The impact of field-aligned potentials on Jupiter's auroral emission.

摘要

We present a time-independent model of Jupiter's rotationally driven aurora based on torque balance between the ionosphere and magnetosphere which includes the effects of a field-aligned potential and a variable ionospheric Pedersen conductance. The field-aligned potential arises from field-aligned current limitation at high-latitudes and changes the mapping of the electric fields between the ionosphere and the magnetosphere. We apply a Vlasov solution to determine the location and extent of the field-aligned potential drop along the flux tube. The Pedersen conductance is modified by precipitating auroral electrons. We find a function for the Pedersen conductance that varies with electron precipitation energy and incident energy flux. The primary effect of the field-aligned potential is to enhance the currents transferring angular momentum from the ionosphere to the magnetosphere.
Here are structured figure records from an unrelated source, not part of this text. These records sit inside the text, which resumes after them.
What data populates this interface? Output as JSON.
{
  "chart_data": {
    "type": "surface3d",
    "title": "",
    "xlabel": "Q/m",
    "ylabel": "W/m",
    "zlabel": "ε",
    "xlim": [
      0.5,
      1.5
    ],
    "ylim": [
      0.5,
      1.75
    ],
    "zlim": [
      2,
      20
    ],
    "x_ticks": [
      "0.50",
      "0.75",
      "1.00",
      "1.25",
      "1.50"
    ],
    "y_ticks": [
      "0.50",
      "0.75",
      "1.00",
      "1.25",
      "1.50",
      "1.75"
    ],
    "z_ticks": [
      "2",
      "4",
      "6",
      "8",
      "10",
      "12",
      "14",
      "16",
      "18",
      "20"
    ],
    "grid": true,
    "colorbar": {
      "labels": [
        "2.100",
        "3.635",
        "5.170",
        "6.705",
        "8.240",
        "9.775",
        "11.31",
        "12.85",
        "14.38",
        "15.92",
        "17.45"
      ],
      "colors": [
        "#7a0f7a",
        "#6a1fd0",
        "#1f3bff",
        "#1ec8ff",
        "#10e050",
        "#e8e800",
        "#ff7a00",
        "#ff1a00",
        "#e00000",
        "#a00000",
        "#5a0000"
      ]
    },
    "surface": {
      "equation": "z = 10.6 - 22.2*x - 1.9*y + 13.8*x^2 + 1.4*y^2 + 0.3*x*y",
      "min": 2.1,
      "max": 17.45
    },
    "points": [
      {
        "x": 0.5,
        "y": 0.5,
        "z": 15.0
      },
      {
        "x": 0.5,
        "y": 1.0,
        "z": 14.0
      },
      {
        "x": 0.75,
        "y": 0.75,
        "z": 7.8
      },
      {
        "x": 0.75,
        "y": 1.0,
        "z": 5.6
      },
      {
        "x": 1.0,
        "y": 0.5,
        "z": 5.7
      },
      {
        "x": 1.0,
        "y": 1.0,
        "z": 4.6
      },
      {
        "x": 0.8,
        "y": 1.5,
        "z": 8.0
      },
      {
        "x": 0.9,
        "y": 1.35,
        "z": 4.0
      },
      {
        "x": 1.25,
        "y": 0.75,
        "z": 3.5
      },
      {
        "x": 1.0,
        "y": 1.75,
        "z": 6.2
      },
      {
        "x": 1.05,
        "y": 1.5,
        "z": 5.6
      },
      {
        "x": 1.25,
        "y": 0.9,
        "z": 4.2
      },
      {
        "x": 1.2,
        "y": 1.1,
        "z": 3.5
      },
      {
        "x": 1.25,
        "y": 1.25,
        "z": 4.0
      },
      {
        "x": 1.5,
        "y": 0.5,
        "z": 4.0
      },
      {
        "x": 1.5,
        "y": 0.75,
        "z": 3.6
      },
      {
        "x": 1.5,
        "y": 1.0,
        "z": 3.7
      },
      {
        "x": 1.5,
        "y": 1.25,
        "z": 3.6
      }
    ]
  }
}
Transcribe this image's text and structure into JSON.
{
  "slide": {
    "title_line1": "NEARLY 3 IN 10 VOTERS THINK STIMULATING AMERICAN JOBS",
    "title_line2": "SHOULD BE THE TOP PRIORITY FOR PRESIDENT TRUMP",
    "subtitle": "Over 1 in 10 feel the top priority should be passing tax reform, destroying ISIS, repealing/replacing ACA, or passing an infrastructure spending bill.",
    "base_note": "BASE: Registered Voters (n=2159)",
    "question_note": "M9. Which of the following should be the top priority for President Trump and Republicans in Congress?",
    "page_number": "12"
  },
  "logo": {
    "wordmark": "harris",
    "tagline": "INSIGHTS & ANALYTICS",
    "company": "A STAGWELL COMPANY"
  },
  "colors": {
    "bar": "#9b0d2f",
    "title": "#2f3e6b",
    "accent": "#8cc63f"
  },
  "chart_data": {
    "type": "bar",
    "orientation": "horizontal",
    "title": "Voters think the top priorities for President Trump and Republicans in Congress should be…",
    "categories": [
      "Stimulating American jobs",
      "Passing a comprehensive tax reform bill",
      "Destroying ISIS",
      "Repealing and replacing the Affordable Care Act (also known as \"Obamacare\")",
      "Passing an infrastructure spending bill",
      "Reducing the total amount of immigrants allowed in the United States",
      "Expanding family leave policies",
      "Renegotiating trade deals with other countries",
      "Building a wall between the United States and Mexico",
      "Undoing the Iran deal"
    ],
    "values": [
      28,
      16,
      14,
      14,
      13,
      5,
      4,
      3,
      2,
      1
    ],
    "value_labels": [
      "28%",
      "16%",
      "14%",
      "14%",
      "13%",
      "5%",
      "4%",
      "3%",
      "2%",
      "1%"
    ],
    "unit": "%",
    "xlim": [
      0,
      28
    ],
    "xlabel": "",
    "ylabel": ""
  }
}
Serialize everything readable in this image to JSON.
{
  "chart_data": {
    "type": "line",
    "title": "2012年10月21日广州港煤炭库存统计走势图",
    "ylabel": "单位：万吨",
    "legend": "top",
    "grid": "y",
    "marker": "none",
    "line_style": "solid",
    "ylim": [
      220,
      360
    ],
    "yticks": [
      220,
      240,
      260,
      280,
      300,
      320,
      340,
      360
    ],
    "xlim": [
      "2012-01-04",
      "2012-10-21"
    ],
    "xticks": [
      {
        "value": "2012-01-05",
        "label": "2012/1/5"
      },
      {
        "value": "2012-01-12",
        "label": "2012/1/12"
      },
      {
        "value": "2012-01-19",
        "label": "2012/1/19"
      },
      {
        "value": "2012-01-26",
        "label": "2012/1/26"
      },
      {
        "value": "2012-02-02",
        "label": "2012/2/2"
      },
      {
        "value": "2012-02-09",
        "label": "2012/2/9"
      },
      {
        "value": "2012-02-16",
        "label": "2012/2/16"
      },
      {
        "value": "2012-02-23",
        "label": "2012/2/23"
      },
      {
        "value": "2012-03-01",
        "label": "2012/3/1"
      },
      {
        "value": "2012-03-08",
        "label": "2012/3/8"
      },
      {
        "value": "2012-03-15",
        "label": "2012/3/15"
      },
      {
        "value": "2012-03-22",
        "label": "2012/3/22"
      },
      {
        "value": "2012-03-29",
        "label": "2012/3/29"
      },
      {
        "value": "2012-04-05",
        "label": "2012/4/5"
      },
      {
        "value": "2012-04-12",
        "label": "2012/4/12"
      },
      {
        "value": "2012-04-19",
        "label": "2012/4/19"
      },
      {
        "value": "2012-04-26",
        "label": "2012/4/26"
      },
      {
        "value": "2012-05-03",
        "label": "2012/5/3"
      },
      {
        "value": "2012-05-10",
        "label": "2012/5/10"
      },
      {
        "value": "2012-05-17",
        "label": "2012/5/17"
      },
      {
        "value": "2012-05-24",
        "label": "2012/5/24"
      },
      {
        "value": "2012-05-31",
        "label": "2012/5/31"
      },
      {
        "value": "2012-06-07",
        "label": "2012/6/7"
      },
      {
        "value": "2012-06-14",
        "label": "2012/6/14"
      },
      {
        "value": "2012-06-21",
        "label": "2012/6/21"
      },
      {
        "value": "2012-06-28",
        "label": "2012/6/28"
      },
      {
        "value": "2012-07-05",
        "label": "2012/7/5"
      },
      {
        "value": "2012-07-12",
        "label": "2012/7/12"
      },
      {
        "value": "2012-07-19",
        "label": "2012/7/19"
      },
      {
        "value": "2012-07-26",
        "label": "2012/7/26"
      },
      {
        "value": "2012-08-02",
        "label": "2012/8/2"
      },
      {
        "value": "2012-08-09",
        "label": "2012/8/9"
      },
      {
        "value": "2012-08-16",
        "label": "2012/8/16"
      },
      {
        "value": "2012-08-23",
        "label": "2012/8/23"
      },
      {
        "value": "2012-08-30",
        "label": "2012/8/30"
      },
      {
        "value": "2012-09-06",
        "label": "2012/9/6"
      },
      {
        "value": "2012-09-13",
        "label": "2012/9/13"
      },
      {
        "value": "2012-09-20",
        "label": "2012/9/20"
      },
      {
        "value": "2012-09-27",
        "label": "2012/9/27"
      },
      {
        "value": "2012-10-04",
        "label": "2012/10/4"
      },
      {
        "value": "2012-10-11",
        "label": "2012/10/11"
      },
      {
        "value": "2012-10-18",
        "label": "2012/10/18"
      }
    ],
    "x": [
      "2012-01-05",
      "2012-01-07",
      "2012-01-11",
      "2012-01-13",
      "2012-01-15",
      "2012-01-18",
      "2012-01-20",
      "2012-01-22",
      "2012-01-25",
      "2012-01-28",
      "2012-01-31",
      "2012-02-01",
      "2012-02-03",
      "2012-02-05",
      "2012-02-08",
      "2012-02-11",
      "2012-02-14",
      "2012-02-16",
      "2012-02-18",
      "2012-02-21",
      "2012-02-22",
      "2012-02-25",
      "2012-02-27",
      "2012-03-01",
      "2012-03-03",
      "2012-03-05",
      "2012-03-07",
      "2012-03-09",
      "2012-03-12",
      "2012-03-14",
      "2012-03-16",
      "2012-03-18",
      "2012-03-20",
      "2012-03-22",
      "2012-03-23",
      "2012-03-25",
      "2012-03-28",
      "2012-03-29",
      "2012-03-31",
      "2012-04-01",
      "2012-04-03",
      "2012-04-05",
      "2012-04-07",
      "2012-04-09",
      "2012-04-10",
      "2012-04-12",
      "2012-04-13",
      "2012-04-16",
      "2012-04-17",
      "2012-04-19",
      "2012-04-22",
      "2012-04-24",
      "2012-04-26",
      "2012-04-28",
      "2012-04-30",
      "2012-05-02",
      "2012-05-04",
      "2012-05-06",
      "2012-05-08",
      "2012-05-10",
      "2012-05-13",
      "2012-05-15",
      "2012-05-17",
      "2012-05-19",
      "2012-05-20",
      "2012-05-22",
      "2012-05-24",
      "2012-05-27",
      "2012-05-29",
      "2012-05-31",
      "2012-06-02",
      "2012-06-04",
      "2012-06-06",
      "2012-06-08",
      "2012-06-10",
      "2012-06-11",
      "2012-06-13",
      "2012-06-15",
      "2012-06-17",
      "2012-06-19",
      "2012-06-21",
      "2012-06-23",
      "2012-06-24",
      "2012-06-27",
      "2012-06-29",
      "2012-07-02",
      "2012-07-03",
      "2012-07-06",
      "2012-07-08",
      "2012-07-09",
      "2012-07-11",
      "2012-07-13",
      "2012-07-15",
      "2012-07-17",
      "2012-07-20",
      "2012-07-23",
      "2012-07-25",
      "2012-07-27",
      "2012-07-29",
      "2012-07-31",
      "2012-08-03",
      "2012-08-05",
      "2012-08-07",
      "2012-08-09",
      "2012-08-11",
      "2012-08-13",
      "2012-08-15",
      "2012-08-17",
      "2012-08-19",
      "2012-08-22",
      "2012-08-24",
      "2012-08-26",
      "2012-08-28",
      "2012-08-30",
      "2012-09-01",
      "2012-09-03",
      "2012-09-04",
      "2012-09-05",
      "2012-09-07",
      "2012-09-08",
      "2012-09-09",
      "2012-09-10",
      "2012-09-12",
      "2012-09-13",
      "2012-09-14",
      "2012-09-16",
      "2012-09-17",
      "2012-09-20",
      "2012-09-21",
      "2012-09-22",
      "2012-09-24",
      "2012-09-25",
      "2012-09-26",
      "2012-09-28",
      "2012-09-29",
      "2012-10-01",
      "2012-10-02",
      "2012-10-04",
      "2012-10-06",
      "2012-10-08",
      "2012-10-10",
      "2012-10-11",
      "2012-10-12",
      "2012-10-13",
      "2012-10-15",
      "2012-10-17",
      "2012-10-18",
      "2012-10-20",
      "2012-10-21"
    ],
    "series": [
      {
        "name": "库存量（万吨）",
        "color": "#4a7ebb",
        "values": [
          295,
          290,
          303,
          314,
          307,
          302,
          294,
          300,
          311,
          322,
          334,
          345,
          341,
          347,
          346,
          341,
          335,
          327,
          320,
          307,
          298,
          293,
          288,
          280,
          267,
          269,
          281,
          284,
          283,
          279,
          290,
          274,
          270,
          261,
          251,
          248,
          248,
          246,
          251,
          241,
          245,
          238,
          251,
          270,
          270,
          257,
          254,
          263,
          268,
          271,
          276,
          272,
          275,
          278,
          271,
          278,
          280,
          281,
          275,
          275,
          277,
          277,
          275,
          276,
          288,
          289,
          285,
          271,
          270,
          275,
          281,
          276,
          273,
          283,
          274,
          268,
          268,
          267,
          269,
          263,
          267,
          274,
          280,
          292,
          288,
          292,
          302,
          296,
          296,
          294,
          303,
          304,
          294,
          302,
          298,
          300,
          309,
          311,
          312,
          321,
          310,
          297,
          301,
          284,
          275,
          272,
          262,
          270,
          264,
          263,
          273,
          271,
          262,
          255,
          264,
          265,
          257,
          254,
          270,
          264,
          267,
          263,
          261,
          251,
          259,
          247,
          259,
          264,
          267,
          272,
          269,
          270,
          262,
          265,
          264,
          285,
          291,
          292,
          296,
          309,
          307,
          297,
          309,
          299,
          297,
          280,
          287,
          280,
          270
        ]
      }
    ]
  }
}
Our model reproduces many of the characteristics of Jupiter's main auroral emission derived from observations including the energy flux into the ionosphere (2 - 30 mW/m 2), the width of the aurora at the ionosphere (1000 km), the mapped equatorial location of the aurora (20 - 30 RJ), and field-aligned potentials consistent with observed electron energies (30 - 200 kV).We explore parameter space to show how the auroral current system varies with the radial mass transport rate of the magnetospheric plasma, background ionospheric Pedersen conductance, efficiency of the enhancement in Pedersen conductance, high-latitude electron density, high-latitude electron temperature, location of the acceleration region, and distension of the equatorial magnetic field. Lastly, we explore future extensions of the model within the jovian system and applications to other systems.